Chocolate cake slices run about R$20 at Kopenhagem in T1.
This café sits airside in Terminal 1 at Deputado Luiz Eduardo Magalhães (SSA), so you reach it after security and before most domestic gates. It trades under the Kopenhagem brand you see in malls across Brazil, but with a smaller airport footprint focused on quick coffee, chocolates, and pastries. Expect mid-range prices: a basic espresso or cafezinho usually lands under R$10, while fancier drinks and packaged chocolates climb higher.

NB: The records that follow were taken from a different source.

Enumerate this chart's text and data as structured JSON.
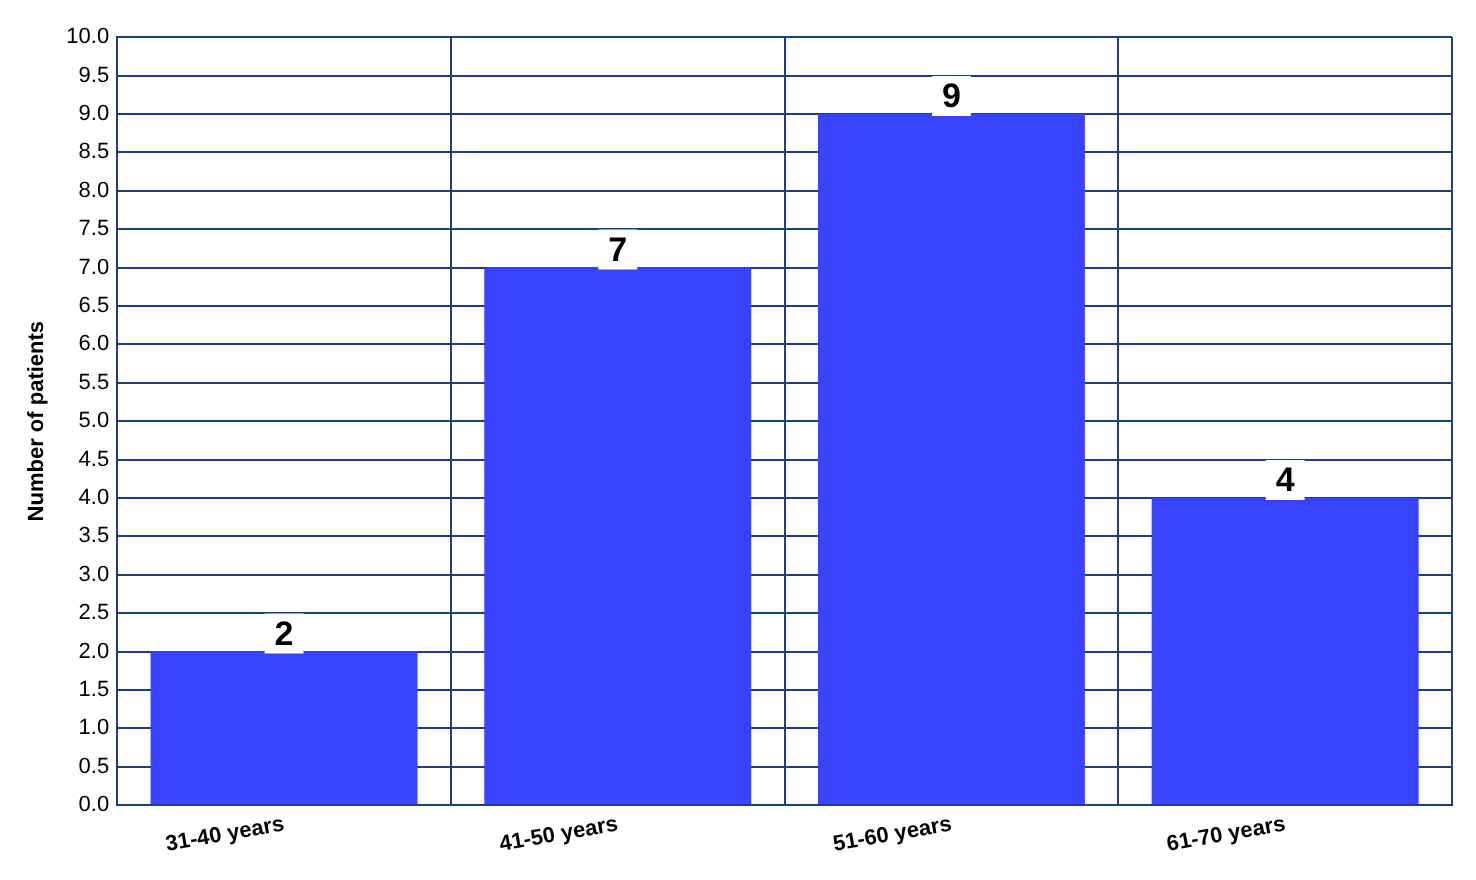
{
  "chart_data": {
    "type": "bar",
    "ylabel": "Number of patients",
    "categories": [
      "31-40 years",
      "41-50 years",
      "51-60 years",
      "61-70 years"
    ],
    "values": [
      2,
      7,
      9,
      4
    ],
    "color": "#3843ff",
    "ylim": [
      0,
      10
    ],
    "yticks": [
      {
        "value": 0,
        "label": "0.0"
      },
      {
        "value": 0.5,
        "label": "0.5"
      },
      {
        "value": 1,
        "label": "1.0"
      },
      {
        "value": 1.5,
        "label": "1.5"
      },
      {
        "value": 2,
        "label": "2.0"
      },
      {
        "value": 2.5,
        "label": "2.5"
      },
      {
        "value": 3,
        "label": "3.0"
      },
      {
        "value": 3.5,
        "label": "3.5"
      },
      {
        "value": 4,
        "label": "4.0"
      },
      {
        "value": 4.5,
        "label": "4.5"
      },
      {
        "value": 5,
        "label": "5.0"
      },
      {
        "value": 5.5,
        "label": "5.5"
      },
      {
        "value": 6,
        "label": "6.0"
      },
      {
        "value": 6.5,
        "label": "6.5"
      },
      {
        "value": 7,
        "label": "7.0"
      },
      {
        "value": 7.5,
        "label": "7.5"
      },
      {
        "value": 8,
        "label": "8.0"
      },
      {
        "value": 8.5,
        "label": "8.5"
      },
      {
        "value": 9,
        "label": "9.0"
      },
      {
        "value": 9.5,
        "label": "9.5"
      },
      {
        "value": 10,
        "label": "10.0"
      }
    ],
    "grid": true,
    "data_labels": true
  }
}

The menu leans international café: espresso shots, cappuccinos, hot chocolate, and some cold drinks, plus a few savory snacks. The standout here is the chocolate cake, which regular pricing puts in the R$18–R$25 band depending on portion and promo. It’s dense, rich, and easily sharable between two people if you just want a sugar hit before a 2–3 hour domestic hop.

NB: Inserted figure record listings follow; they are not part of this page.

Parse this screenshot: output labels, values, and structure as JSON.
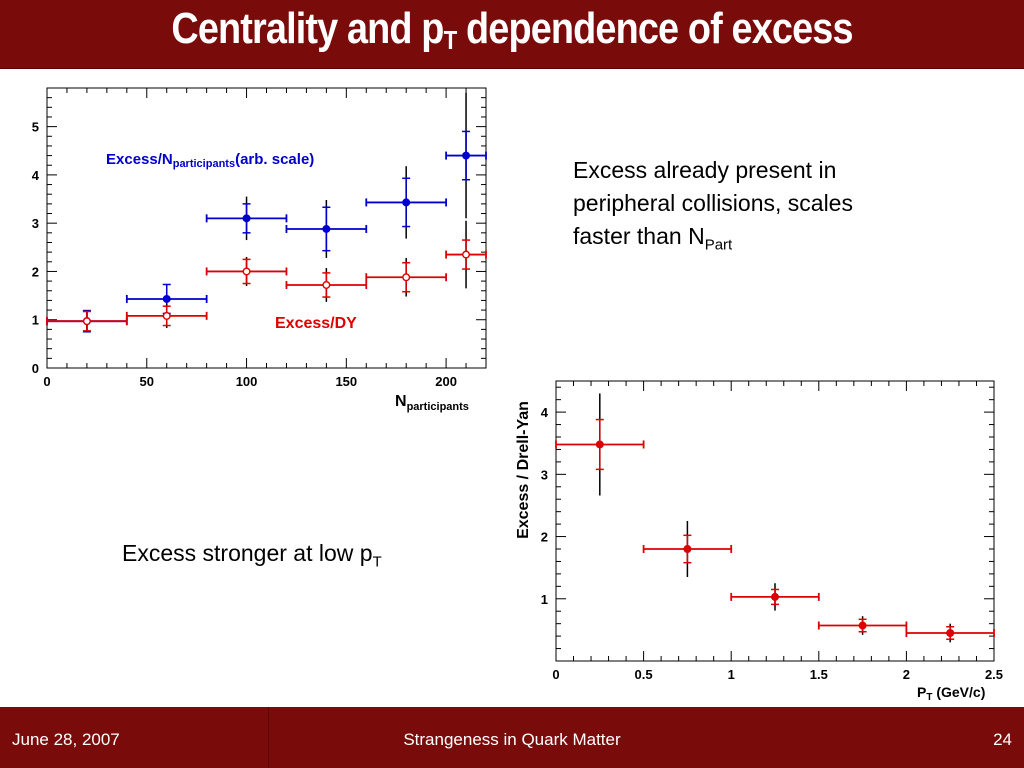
{
  "slide": {
    "title_main": "Centrality and p",
    "title_sub": "T",
    "title_tail": " dependence of excess",
    "note1": {
      "line1": "Excess already present in",
      "line2": "peripheral collisions, scales",
      "line3_prefix": "faster than N",
      "line3_sub": "Part"
    },
    "note2": {
      "prefix": "Excess stronger at low p",
      "sub": "T"
    }
  },
  "footer": {
    "date": "June 28, 2007",
    "title": "Strangeness in Quark Matter",
    "page": "24"
  },
  "colors": {
    "bar": "#7a0b0b",
    "blue": "#0000cc",
    "red": "#dd0000",
    "black": "#000000"
  },
  "chart_data": [
    {
      "type": "scatter",
      "xlabel_main": "N",
      "xlabel_sub": "participants",
      "xlim": [
        0,
        220
      ],
      "ylim": [
        0,
        5.8
      ],
      "xticks": [
        "0",
        "50",
        "100",
        "150",
        "200"
      ],
      "yticks": [
        "0",
        "1",
        "2",
        "3",
        "4",
        "5"
      ],
      "series": [
        {
          "name_main": "Excess/N",
          "name_sub": "participants",
          "name_tail": "(arb. scale)",
          "color": "#0000cc",
          "marker": "filled",
          "points": [
            {
              "x": 20,
              "y": 0.97,
              "xerr": 20,
              "stat": 0.22,
              "syst": 0.22
            },
            {
              "x": 60,
              "y": 1.43,
              "xerr": 20,
              "stat": 0.3,
              "syst": 0.3
            },
            {
              "x": 100,
              "y": 3.1,
              "xerr": 20,
              "stat": 0.3,
              "syst": 0.45
            },
            {
              "x": 140,
              "y": 2.88,
              "xerr": 20,
              "stat": 0.45,
              "syst": 0.6
            },
            {
              "x": 180,
              "y": 3.43,
              "xerr": 20,
              "stat": 0.5,
              "syst": 0.75
            },
            {
              "x": 210,
              "y": 4.4,
              "xerr": 10,
              "stat": 0.5,
              "syst": 1.3
            }
          ]
        },
        {
          "name_main": "Excess/DY",
          "color": "#dd0000",
          "marker": "open",
          "points": [
            {
              "x": 20,
              "y": 0.97,
              "xerr": 20,
              "stat": 0.2,
              "syst": 0.22
            },
            {
              "x": 60,
              "y": 1.08,
              "xerr": 20,
              "stat": 0.2,
              "syst": 0.25
            },
            {
              "x": 100,
              "y": 2.0,
              "xerr": 20,
              "stat": 0.25,
              "syst": 0.3
            },
            {
              "x": 140,
              "y": 1.72,
              "xerr": 20,
              "stat": 0.25,
              "syst": 0.35
            },
            {
              "x": 180,
              "y": 1.88,
              "xerr": 20,
              "stat": 0.3,
              "syst": 0.4
            },
            {
              "x": 210,
              "y": 2.35,
              "xerr": 10,
              "stat": 0.3,
              "syst": 0.7
            }
          ]
        }
      ]
    },
    {
      "type": "scatter",
      "xlabel_main": "P",
      "xlabel_sub": "T",
      "xlabel_tail": " (GeV/c)",
      "ylabel": "Excess / Drell-Yan",
      "xlim": [
        0,
        2.5
      ],
      "ylim": [
        0,
        4.5
      ],
      "xticks": [
        "0",
        "0.5",
        "1",
        "1.5",
        "2",
        "2.5"
      ],
      "yticks": [
        "1",
        "2",
        "3",
        "4"
      ],
      "series": [
        {
          "color": "#dd0000",
          "marker": "filled",
          "points": [
            {
              "x": 0.25,
              "y": 3.48,
              "xerr": 0.25,
              "stat": 0.4,
              "syst": 0.82
            },
            {
              "x": 0.75,
              "y": 1.8,
              "xerr": 0.25,
              "stat": 0.22,
              "syst": 0.45
            },
            {
              "x": 1.25,
              "y": 1.03,
              "xerr": 0.25,
              "stat": 0.12,
              "syst": 0.22
            },
            {
              "x": 1.75,
              "y": 0.57,
              "xerr": 0.25,
              "stat": 0.1,
              "syst": 0.15
            },
            {
              "x": 2.25,
              "y": 0.45,
              "xerr": 0.25,
              "stat": 0.1,
              "syst": 0.15
            }
          ]
        }
      ]
    }
  ]
}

Seating is limited, more of a bar-counter and a couple of small tables than a full sit-down restaurant. That works well if you have 20–30 minutes before boarding and just need a caffeine top-up near your gate in Terminal 1. Service is typically quick for drinks and pre-cut cakes, so you can order, pay, and be out in under 10 minutes if your flight time is tight.
Prices run a notch above what you’d pay in Salvador city bakeries, but still under what many international-brand cafés charge in larger airports like GRU or GIG. A coffee-and-cake combo usually lands near R$30–R$35. Packaged chocolates and gift boxes climb into R$40+ territory, so those are more for gifting than a quick snack.
Practical tip: if you want that chocolate cake in a to-go box, ask when you order; staff often have small containers so you can carry it to your gate in Terminal 1 without destroying the slice in your bag.